Phoebe pondered this a moment. Plainly she wasn’t going to get him to intervene on her behalf. But maybe there was another way.
“If I were Maeve—” she began.
“You’re too sane.”
“But if I were—if I’d founded a city the way she’d founded Everville, not with dreams but with plain hard work—”
“Yes?”
“And somebody protected it for me, kept my city safe—”
She let the notion trail. There was fifteen seconds of silence, while Liverpool shook and trembled under their feet. Then he said, “Would you love that somebody?”
“Maybe I would,” she said.
“Oh my Lord—” he murmured.
“It looks like the Iad’s giving up on the city,” she said. “It’s starting to move along the shore.”
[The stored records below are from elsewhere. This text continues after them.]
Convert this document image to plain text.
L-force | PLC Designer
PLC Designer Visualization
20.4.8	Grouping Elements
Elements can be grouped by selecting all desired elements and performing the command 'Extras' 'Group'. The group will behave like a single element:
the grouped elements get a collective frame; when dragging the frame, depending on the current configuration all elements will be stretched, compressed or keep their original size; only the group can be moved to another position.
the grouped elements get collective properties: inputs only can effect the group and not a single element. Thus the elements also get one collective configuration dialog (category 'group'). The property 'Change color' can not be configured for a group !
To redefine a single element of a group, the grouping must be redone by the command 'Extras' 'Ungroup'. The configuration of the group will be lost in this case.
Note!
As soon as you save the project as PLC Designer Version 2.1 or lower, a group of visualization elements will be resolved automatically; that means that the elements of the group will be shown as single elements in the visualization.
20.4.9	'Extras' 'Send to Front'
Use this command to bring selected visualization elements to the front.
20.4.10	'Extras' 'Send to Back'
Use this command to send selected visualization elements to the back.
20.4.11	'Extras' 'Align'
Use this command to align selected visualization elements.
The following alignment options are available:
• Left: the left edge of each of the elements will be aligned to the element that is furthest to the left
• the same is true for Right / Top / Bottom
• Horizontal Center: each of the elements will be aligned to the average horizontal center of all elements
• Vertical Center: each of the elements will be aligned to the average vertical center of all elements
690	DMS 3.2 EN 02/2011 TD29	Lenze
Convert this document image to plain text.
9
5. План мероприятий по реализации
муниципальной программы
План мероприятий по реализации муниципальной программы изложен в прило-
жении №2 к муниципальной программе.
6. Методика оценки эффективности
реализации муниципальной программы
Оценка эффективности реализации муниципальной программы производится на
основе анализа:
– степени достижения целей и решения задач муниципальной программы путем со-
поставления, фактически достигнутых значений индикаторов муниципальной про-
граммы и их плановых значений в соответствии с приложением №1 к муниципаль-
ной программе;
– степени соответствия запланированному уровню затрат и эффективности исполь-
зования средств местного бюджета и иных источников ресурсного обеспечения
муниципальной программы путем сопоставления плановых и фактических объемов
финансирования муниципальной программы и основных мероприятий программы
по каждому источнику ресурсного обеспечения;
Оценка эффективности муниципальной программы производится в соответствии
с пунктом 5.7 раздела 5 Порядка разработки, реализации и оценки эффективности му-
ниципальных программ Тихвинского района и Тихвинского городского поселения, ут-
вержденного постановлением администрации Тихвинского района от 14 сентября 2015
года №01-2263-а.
“My shore,” King Texas said. “I’m the rock, remember?” He crossed the mirror to where she stood and laid his mud hand upon her cheek. “Thank you,” he said. “You’ve given me hope.” He turned from her, saying, “Stay here.”
“I don’t—”
“Stay, I said. And watch.”
* * *
II
During the voyage to Mem-é b’Kether Sabbat, Noah Summa Summamentis had spoken of the Iad Uroboros’s power to induce terror by its very proximity, but until now—when Joe entered the streets of Liverpool—he had seen no evidence of that power. In b’Kether Sabbat the Iad’s malevolence had been held in thrall to the ’shu, and by the time it had been unleashed Joe was a spirit, and apparently immune to its influence. But the survivors who wandered through the shaking desolation were plainly victims, shrieking and sobbing for relief from the madness overwhelming them. Some had succumbed to it, and sat in the rubble with blank faces. Others were driven to terrible acts of self-harm to stop the horrors, beating their heads against stones, or tearing at their chests to still their hearts.